I decided against adding an induction fan on the basis that it was too complicated to figure out all the wiring while standing in the middle of the hardware store. Instead I will have two extraction fans running. That should have the same effect but gets around extra engineering to install the induction fan and believe me, I like things to be simple. I almost decided to say stuff adding the ability to add lighting running off the main battery. I'm now fairly confident I have almost all the wire I need. I did forget to buy wires from the battery to the charge controller but that is no biggie. That's a very short run.

Looking underneath the bus I found a double set of opposing C section pairs just behind the differential. I'm not sure how much the differential swings when in use but it looked a possibility for attaching my battery. Alternatively I could put two 35AH batteries, each behind a rear wheel. That's a thought for the future and tying them together would not be a huge challenge.

The wiring came in at quite a price. I won't say I was shocked because after yo've seen some of the things I have, it takes very little to shock me! While in the store I priced castors for use with some plywood that I could use as a creeper. Some were horrible prices and as I needed 4, the price of a Harbor Freight creeper began to look much more attractive. Then I spotted some casters that were end of line for $3 each. I bought two plus two of those that can be steered for $5 apiece. That came to $16 or about half the price of a Harbor Freight creeper. On my return I found I'd got some 7 ply leftover from when I built the top of my toilet and my bedroom desk. that came in very useful as did some of my leftover 1/4 and 5/16 bolts. One set of castors needed a 1/4 inch bolt and the other needed a 5/16 so I was well prepared.
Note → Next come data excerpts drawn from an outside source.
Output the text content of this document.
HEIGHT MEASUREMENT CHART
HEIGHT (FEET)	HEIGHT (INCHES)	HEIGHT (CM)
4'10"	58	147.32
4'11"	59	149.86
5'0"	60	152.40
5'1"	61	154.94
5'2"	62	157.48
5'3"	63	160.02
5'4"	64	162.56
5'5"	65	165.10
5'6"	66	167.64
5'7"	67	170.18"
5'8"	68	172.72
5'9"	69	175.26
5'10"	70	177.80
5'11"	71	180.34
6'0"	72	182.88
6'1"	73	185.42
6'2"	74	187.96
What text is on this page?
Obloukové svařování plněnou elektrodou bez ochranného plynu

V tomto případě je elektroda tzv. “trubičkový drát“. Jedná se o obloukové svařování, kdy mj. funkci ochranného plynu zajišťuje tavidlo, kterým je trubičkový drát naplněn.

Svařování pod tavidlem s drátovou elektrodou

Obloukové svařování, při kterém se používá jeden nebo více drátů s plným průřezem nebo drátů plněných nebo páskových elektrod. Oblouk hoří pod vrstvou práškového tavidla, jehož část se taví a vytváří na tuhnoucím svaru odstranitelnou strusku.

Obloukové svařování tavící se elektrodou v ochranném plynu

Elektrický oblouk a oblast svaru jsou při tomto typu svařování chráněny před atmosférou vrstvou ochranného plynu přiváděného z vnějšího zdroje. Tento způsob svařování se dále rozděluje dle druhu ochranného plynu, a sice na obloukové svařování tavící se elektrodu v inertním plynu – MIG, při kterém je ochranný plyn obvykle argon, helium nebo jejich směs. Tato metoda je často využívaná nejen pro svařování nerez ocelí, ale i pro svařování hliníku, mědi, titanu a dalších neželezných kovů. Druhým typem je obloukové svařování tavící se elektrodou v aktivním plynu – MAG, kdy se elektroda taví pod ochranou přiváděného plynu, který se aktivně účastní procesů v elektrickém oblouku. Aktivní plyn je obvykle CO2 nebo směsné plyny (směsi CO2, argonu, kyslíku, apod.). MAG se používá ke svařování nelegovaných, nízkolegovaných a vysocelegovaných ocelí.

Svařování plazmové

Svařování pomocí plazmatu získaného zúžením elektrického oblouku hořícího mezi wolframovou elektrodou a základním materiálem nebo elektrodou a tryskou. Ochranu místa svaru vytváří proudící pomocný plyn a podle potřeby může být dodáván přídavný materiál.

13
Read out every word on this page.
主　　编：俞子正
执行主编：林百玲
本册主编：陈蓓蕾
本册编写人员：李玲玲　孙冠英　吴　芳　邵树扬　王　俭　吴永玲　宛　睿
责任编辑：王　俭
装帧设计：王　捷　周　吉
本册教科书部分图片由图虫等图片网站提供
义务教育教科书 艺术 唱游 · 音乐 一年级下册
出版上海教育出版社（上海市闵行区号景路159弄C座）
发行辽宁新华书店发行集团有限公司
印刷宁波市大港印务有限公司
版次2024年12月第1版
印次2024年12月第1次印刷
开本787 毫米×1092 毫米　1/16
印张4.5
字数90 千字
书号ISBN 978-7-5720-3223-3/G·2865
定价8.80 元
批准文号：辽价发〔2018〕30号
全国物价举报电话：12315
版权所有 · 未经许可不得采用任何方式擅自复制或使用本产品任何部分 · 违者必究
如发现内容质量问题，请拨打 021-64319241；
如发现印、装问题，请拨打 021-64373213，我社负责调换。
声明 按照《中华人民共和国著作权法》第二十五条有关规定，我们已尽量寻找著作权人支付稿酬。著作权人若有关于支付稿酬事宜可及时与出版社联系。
A few minutes of drilling and bolting and my creeper was ready. I only did some of the bolts because it's not intended to be used more than a couple of times. Hence, of course, I jibbed at spending $30 on a creeper. I'd been thinking I'd have to work harder on construction but the plywood though short and wide looked a pretty decent size so my creeper was born. My next task - to tape my two dual cables and extra cable together so that I can put it all in a sheath. For this, I don't mind using extra sheathing for the bedroom/bathroom cables. I can easily have extra runs of conduit.